Configuration Management

Automation plays a vital role in ensuring we can release software repeatably and reliably. One key goal is to take repetitive manual processes like build, deployment, regression testing and infrastructure provisioning, and automate them. In order to achieve this, we need to version control everything required to perform these processes, including source code, test and deployment scripts, infrastructure and application configuration information, and the many libraries and packages we depend upon. We also want to make it straightforward to query the current—and historical—state of our environments.

We have two overriding goals:

Reproducibility: We should be able to provision any environment in a fully automated fashion, and know that any new environment reproduced from the same configuration is identical.
Traceability: We should be able to pick any environment and be able to determine quickly and precisely the versions of every dependency used to create that environment. We also want to to be able to compare previous versions of an environment and see what has changed between them.

These capabilities give us several very important benefits:

Disaster recovery: When something goes wrong with one of our environments, for example a hardware failure or a security breach, we need to be able to reproduce that environment in a deterministic amount of time in order to be able to restore service.
Auditability: In order to demonstrate the integrity of the delivery process, we need to be able to show the path backwards from every deployment to the elements it came from, including their version. Comprehensive configuration management, combined with deployment pipelines, enable this.
Higher quality: The software delivery process is often subject to long delays waiting for development, testing and production environments to be prepared. When this can be done automatically from version control, we can get feedback on the impact of our changes much more rapidly, enabling us to build quality in to our software.
Capacity management: When we want to add more capacity to our environments, the ability to create new reproductions of existing servers is essential. This capability enables the horizontal scaling of modern cloud-based distributed systems.
Response to defects: When we discover a critical defect, or a vulnerability in some component of our system, we want to get a new version of our software released as quickly as possible.
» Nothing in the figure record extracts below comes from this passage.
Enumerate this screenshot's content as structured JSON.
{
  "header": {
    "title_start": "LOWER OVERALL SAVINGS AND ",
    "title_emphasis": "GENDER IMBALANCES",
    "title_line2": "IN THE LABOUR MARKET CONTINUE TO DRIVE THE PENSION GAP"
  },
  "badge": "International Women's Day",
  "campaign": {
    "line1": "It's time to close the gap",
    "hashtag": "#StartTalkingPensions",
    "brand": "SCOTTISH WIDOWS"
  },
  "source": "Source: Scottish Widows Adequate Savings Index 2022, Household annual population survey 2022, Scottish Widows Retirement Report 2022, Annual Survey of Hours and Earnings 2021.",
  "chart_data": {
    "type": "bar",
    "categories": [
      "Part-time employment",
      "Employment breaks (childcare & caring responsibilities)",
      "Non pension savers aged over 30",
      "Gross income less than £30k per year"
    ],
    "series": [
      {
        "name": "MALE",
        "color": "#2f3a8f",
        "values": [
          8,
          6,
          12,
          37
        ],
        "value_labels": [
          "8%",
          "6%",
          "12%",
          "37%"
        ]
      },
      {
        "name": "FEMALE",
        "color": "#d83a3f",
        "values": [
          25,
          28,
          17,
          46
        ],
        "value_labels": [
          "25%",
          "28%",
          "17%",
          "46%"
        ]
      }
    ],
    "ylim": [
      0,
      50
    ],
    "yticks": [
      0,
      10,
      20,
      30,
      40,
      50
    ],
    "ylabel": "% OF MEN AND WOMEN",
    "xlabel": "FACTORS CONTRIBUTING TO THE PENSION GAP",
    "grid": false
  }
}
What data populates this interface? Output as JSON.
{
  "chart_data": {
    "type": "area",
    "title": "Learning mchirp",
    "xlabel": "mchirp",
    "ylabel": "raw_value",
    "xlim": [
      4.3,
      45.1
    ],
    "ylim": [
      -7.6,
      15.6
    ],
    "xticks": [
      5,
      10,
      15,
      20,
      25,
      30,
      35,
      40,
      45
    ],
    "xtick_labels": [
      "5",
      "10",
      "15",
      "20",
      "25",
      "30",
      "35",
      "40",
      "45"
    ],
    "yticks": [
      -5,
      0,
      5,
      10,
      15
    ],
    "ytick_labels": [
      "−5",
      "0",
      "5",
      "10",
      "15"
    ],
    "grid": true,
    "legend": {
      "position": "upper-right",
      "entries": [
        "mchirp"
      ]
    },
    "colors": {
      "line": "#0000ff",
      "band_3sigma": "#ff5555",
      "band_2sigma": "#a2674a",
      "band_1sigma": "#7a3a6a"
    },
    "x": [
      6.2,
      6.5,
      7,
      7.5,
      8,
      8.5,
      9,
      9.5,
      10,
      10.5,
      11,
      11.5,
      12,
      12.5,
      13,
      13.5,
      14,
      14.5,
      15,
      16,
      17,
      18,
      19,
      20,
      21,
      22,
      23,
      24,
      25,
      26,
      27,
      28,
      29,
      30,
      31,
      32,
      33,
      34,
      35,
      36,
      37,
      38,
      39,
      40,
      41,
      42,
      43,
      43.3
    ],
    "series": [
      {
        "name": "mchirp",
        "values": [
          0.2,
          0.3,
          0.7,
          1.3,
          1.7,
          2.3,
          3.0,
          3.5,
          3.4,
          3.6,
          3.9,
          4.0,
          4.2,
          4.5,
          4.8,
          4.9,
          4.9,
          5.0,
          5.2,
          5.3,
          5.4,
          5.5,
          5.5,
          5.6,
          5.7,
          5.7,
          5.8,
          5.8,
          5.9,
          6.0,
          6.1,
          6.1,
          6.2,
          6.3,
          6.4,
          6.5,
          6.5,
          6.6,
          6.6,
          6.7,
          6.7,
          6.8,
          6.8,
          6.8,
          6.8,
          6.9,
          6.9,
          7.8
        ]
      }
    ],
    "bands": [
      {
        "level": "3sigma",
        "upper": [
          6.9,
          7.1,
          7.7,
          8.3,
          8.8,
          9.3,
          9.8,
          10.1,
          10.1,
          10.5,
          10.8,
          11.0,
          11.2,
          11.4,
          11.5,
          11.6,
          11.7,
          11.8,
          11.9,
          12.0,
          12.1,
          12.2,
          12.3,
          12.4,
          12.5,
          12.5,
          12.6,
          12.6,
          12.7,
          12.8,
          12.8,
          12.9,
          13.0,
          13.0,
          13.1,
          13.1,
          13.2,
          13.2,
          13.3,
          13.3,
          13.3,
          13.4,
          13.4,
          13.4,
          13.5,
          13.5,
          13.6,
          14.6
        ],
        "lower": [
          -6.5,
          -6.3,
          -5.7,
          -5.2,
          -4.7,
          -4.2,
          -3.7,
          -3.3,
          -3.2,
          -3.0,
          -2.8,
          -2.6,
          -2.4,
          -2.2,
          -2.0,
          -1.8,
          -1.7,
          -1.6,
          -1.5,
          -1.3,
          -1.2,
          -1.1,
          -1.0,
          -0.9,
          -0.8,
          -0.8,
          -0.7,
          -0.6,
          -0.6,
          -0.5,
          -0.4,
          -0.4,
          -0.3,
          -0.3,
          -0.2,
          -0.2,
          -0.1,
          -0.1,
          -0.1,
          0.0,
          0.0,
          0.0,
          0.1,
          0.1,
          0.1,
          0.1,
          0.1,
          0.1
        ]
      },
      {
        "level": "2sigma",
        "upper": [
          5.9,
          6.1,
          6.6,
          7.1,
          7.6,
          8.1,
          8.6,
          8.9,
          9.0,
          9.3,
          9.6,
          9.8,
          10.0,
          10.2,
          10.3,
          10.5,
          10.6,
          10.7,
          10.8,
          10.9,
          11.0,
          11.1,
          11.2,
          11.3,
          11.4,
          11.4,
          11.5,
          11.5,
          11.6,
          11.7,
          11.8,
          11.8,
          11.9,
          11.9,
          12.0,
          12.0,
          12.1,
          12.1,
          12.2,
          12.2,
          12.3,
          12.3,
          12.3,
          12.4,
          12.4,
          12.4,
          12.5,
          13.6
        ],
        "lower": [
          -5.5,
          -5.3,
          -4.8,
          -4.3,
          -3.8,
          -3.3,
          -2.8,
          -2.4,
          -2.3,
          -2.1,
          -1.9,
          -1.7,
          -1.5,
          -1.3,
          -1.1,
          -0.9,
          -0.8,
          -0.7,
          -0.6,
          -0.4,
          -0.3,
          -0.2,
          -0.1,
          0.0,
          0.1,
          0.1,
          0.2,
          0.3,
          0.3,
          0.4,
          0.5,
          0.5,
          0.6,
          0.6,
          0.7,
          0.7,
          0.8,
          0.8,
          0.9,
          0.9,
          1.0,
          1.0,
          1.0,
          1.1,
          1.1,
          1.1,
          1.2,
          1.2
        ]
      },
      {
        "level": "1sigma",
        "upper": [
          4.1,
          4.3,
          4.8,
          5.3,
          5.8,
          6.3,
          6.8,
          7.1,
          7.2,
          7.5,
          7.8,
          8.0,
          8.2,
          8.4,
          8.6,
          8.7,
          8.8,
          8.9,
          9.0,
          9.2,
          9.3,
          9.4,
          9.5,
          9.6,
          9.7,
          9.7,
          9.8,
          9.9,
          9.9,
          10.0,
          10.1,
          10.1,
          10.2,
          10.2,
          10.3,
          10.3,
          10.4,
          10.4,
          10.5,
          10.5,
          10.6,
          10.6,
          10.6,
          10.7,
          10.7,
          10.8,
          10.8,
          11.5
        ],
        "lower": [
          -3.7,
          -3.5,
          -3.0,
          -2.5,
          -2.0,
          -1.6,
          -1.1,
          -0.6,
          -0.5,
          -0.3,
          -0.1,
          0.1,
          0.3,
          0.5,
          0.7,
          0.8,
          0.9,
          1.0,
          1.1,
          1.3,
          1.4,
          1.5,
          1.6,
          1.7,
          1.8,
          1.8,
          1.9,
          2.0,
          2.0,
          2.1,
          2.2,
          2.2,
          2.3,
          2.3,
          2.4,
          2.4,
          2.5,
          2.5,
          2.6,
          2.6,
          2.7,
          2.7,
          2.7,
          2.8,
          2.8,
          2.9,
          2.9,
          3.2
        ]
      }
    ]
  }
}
Many organizations have an emergency process for this type of change which goes faster by bypassing some of the testing and auditing. This presents an especially serious dilemma in safety-critical systems. Our goal should be to be able to use our normal release process for emergency fixes—which is precisely what continuous delivery enables, on the basis of comprehensive configuration management.

As environments become more complex and heterogeneous, it becomes progressively harder to achieve these goals. Achieving perfect reproducibility and traceability to the last byte for a complex enterprise system is impossible (apart from anything else, every real system has state). Thus a key part of configuration management is working to simplify our architecture, environments and processes to reduce the investment required to achieve the desired benefits.

When working to achieve the benefits, we should always start by defining in measurable terms the goals we want to achieve. This allows us to determine which of the possible paths to reach our goal are likely to be the best, and to change direction or reassess our goals if we discover our approach is going to be too expensive or take too long.

Resources

My talk on lean configuration management
Kief Morris’ entry on ImmutableServer in Martin Fowler’s bliki is a good place to start, along with Kief’s forthcoming book.
Tom Limoncelli et al’s encyclopedic book The Practice of Cloud System Administration: Designing and Operating Large Distributed Systems, Volume 2
Pedro Canahuati on scaling operations at Facebook.

FAQ

What tools should I use?

Tool choice is a complex topic, and in many cases (unless you use something wholly unsuitable) tool choice is not the critical factor in success. I recommend doing some research to whittle down a shortlist based on what technologies your team is familiar with, what has the widest level of usage, and what is under active development and support, and then setting a short-term goal and trying to achieve it using each of the tools on your shortlist.

How do containers / the cloud / virtualization technologies affect this topic?

The most important thing is that every new advance makes it easier and cheaper to achieve the benefits described. However in themselves, technologies such as containerization are not a silver bullet. For example, it’s not uncommon to see developers create “snowflake” containers whose contents are hard to audit or reproduce. We still need to apply the discipline of comprehensive use of version control and the deployment pipeline in order to achieve our goals.